Among the many treasures of The al-Sabah Collection, Kuwait, are hundreds of games pieces dating from the seventh to the nineteenth century CE. Intricately crafted in a rich variety of materials, including ivory, wood, ceramic, glass, jade, and agate, these tiny objects not only mark the evolution of familiar games into their modern forms, but also evoke the imperial palaces, military camps, and herders’ tents in which they were played over many centuries.
Some of the most beautiful are a famous group of rock-crystal chess pieces that were kept in a monastery church in northern Spain for more than 800 years. They are presented here alongside other spectacular examples, some of which have never before appeared in a publication, including both early figural chess pieces that originated in India and the Sasanian empire and the more abstract forms that later became popular throughout the Islamic world. Other games pieces, such as dice and pachisi sets and an important medieval Arabic treatise on chess, complete the collection.

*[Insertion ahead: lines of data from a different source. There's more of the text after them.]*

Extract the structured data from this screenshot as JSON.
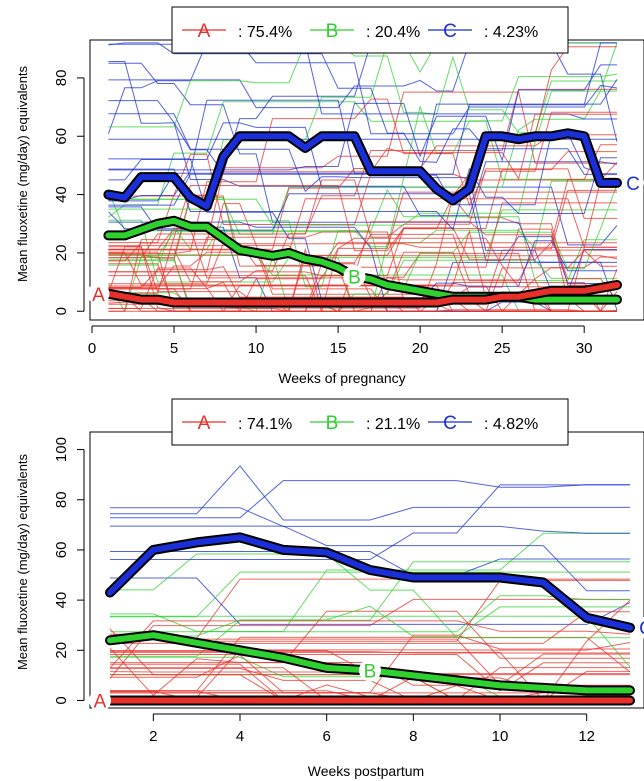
{
  "chart_data": [
    {
      "type": "line",
      "xlabel": "Weeks of pregnancy",
      "ylabel": "Mean  fluoxetine (mg/day) equivalents",
      "xlim": [
        0,
        32
      ],
      "ylim": [
        -3,
        93
      ],
      "xticks": [
        "0",
        "5",
        "10",
        "15",
        "20",
        "25",
        "30"
      ],
      "yticks": [
        "0",
        "20",
        "40",
        "60",
        "80"
      ],
      "legend_position": "top",
      "series": [
        {
          "name": "A",
          "label": "A",
          "legend_text": ": 75.4%",
          "color": "#e8302a",
          "x": [
            1,
            2,
            3,
            4,
            5,
            6,
            7,
            8,
            9,
            10,
            11,
            12,
            13,
            14,
            15,
            16,
            17,
            18,
            19,
            20,
            21,
            22,
            23,
            24,
            25,
            26,
            27,
            28,
            29,
            30,
            31,
            32
          ],
          "values": [
            6,
            5,
            4,
            4,
            3,
            3,
            3,
            3,
            3,
            3,
            3,
            3,
            3,
            3,
            3,
            3,
            3,
            3,
            3,
            3,
            3,
            4,
            4,
            4,
            5,
            5,
            6,
            7,
            7,
            7,
            8,
            9
          ]
        },
        {
          "name": "B",
          "label": "B",
          "legend_text": ": 20.4%",
          "color": "#2fd12f",
          "x": [
            1,
            2,
            3,
            4,
            5,
            6,
            7,
            8,
            9,
            10,
            11,
            12,
            13,
            14,
            15,
            16,
            17,
            18,
            19,
            20,
            21,
            22,
            23,
            24,
            25,
            26,
            27,
            28,
            29,
            30,
            31,
            32
          ],
          "values": [
            26,
            26,
            28,
            30,
            31,
            29,
            29,
            25,
            21,
            20,
            19,
            20,
            18,
            17,
            15,
            12,
            11,
            9,
            8,
            7,
            6,
            5,
            5,
            5,
            5,
            5,
            4,
            4,
            4,
            4,
            4,
            4
          ]
        },
        {
          "name": "C",
          "label": "C",
          "legend_text": ": 4.23%",
          "color": "#1a2fd8",
          "x": [
            1,
            2,
            3,
            4,
            5,
            6,
            7,
            8,
            9,
            10,
            11,
            12,
            13,
            14,
            15,
            16,
            17,
            18,
            19,
            20,
            21,
            22,
            23,
            24,
            25,
            26,
            27,
            28,
            29,
            30,
            31,
            32
          ],
          "values": [
            40,
            39,
            46,
            46,
            46,
            39,
            36,
            53,
            60,
            60,
            60,
            60,
            56,
            60,
            60,
            60,
            48,
            48,
            48,
            48,
            42,
            38,
            42,
            60,
            60,
            59,
            60,
            60,
            61,
            60,
            44,
            44
          ]
        }
      ]
    },
    {
      "type": "line",
      "xlabel": "Weeks postpartum",
      "ylabel": "Mean fluoxetine (mg/day) equivalents",
      "xlim": [
        1,
        13
      ],
      "ylim": [
        -3,
        107
      ],
      "xticks": [
        "2",
        "4",
        "6",
        "8",
        "10",
        "12"
      ],
      "yticks": [
        "0",
        "20",
        "40",
        "60",
        "80",
        "100"
      ],
      "legend_position": "top",
      "series": [
        {
          "name": "A",
          "label": "A",
          "legend_text": ": 74.1%",
          "color": "#e8302a",
          "x": [
            1,
            2,
            3,
            4,
            5,
            6,
            7,
            8,
            9,
            10,
            11,
            12,
            13
          ],
          "values": [
            0,
            0,
            0,
            0,
            0,
            0,
            0,
            0,
            0,
            0,
            0,
            0,
            0
          ]
        },
        {
          "name": "B",
          "label": "B",
          "legend_text": ": 21.1%",
          "color": "#2fd12f",
          "x": [
            1,
            2,
            3,
            4,
            5,
            6,
            7,
            8,
            9,
            10,
            11,
            12,
            13
          ],
          "values": [
            24,
            26,
            23,
            20,
            17,
            13,
            12,
            10,
            8,
            6,
            5,
            4,
            4
          ]
        },
        {
          "name": "C",
          "label": "C",
          "legend_text": ": 4.82%",
          "color": "#1a2fd8",
          "x": [
            1,
            2,
            3,
            4,
            5,
            6,
            7,
            8,
            9,
            10,
            11,
            12,
            13
          ],
          "values": [
            43,
            60,
            63,
            65,
            60,
            59,
            52,
            49,
            49,
            49,
            47,
            33,
            29
          ]
        }
      ]
    }
  ]
}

This volume provides the definitive catalogue of this outstanding group of games pieces, some of which scientific testing has dated with precision for the first time, and includes more than 300 striking images.
Deborah Freeman Fahid
Deborah Freeman Fahid is a fellow of the Royal Asiatic Society of Great Britain and Ireland and former assistant curator and head of publications at The al-Sabah Collection, Dar al-Athar al-Islamiyyah, Kuwait. She has worked in the field of Islamic art since 1995, when she was appointed head of Islamic manuscripts and works on paper at Christie’s, London.